A porta-voz do Departamento de Estado dos Estados Unidos, Amanda Roberson, afirmou que o senador Flávio Bolsonaro (PL) não teve qualquer influência na decisão que resultou na classificação de facções criminosas brasileiras como narcoterroristas. Roberson fez essa declaração em entrevista à GloboNews na última sexta-feira, dia 29, ressaltando que as únicas autoridades com poder para esse tipo de decisão são o presidente Donald Trump e o Secretário de Estado, Marco Rubio.
A declaração de Amanda Roberson enfatizou que a designação de grupos como terroristas é uma ferramenta prevista na legislação dos Estados Unidos, visando tomar ações contra organizações que já atuam em território americano. “Essas designações são uma parte da lei dos Estados Unidos de tomar ações contra grupos e entidades que já sabemos que, no caso destes dois grupos, já estão atuando dentro dos Estados Unidos”, afirmou a porta-voz.
A classificação do Primeiro Comando da Capital (PCC) e do Comando Vermelho (CV) como Organizações Terroristas Estrangeiras foi anunciada por Marco Rubio em uma publicação nas redes sociais na quinta-feira, dia 28. O Secretário de Estado caracterizou essas facções como duas das organizações criminosas mais violentas do Brasil, com atuação que se estende por toda a região e também nos Estados Unidos.
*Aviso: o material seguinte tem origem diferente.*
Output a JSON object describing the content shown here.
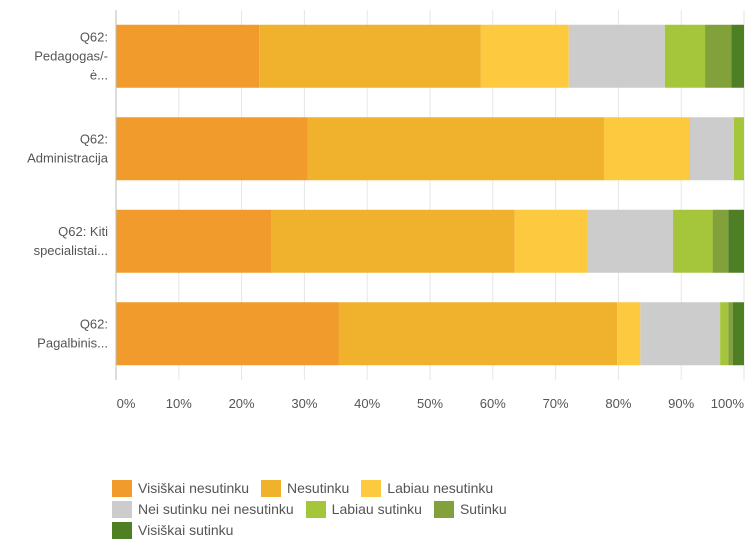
{
  "chart_data": {
    "type": "bar",
    "orientation": "horizontal",
    "stacked": true,
    "categories": [
      [
        "Q62:",
        "Pedagogas/-",
        "ė..."
      ],
      [
        "Q62:",
        "Administracija"
      ],
      [
        "Q62: Kiti",
        "specialistai..."
      ],
      [
        "Q62:",
        "Pagalbinis..."
      ]
    ],
    "series": [
      {
        "name": "Visiškai nesutinku",
        "color": "#F19B2C",
        "values": [
          22.8,
          30.5,
          24.8,
          35.5
        ]
      },
      {
        "name": "Nesutinku",
        "color": "#F0B12D",
        "values": [
          35.3,
          47.2,
          38.7,
          44.3
        ]
      },
      {
        "name": "Labiau nesutinku",
        "color": "#FDC93F",
        "values": [
          14.0,
          13.7,
          11.5,
          3.7
        ]
      },
      {
        "name": "Nei sutinku nei nesutinku",
        "color": "#CCCCCC",
        "values": [
          15.3,
          7.0,
          13.7,
          12.7
        ]
      },
      {
        "name": "Labiau sutinku",
        "color": "#A5C63B",
        "values": [
          6.4,
          1.6,
          6.3,
          1.3
        ]
      },
      {
        "name": "Sutinku",
        "color": "#82A13B",
        "values": [
          4.2,
          0.0,
          2.5,
          0.7
        ]
      },
      {
        "name": "Visiškai sutinku",
        "color": "#4F7F24",
        "values": [
          2.0,
          0.0,
          2.5,
          1.8
        ]
      }
    ],
    "xlim": [
      0,
      100
    ],
    "xticks": [
      "0%",
      "10%",
      "20%",
      "30%",
      "40%",
      "50%",
      "60%",
      "70%",
      "80%",
      "90%",
      "100%"
    ],
    "grid": true,
    "legend_position": "bottom"
  },
  "legend_rows": [
    [
      0,
      1,
      2
    ],
    [
      3,
      4,
      5
    ],
    [
      6
    ]
  ]
}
Rubio reiterou que a Administração Trump está comprometida em utilizar todas as ferramentas disponíveis para proteger os interesses de segurança nacional e combater o financiamento de narcoterroristas.
Flávio Bolsonaro, que é pré-candidato à presidência, afirmou ter solicitado a inclusão do PCC e do CV na lista de grupos terroristas dos EUA durante uma visita à Casa Branca no dia 26. Após o encontro, Flávio manifestou nas redes sociais que o Brasil não pode continuar sendo refém das facções narcoterroristas e destacou a necessidade de acabar com o domínio do terror no país. “E podem ter certeza, ou essas facções deixam o País, ou serão neutralizadas”, escreveu ele.
Além disso, Flávio Bolsonaro declarou que, caso seja eleito, pretende incluir o Brasil na iniciativa chamada ‘Escudo das Américas’, proposta por Trump, que visa combater o tráfico de drogas e a imigração ilegal. Essa iniciativa visa fortalecer a segurança regional e a cooperação entre os países da América.
A repercussão das declarações e ações de Flávio Bolsonaro e a resposta do Departamento de Estado dos EUA refletem a complexidade das relações entre Brasil e Estados Unidos, especialmente no que tange a questões de segurança e combate ao crime organizado. A designação das facções como terroristas pode ter implicações significativas nas relações bilaterais e nas políticas de segurança pública no Brasil.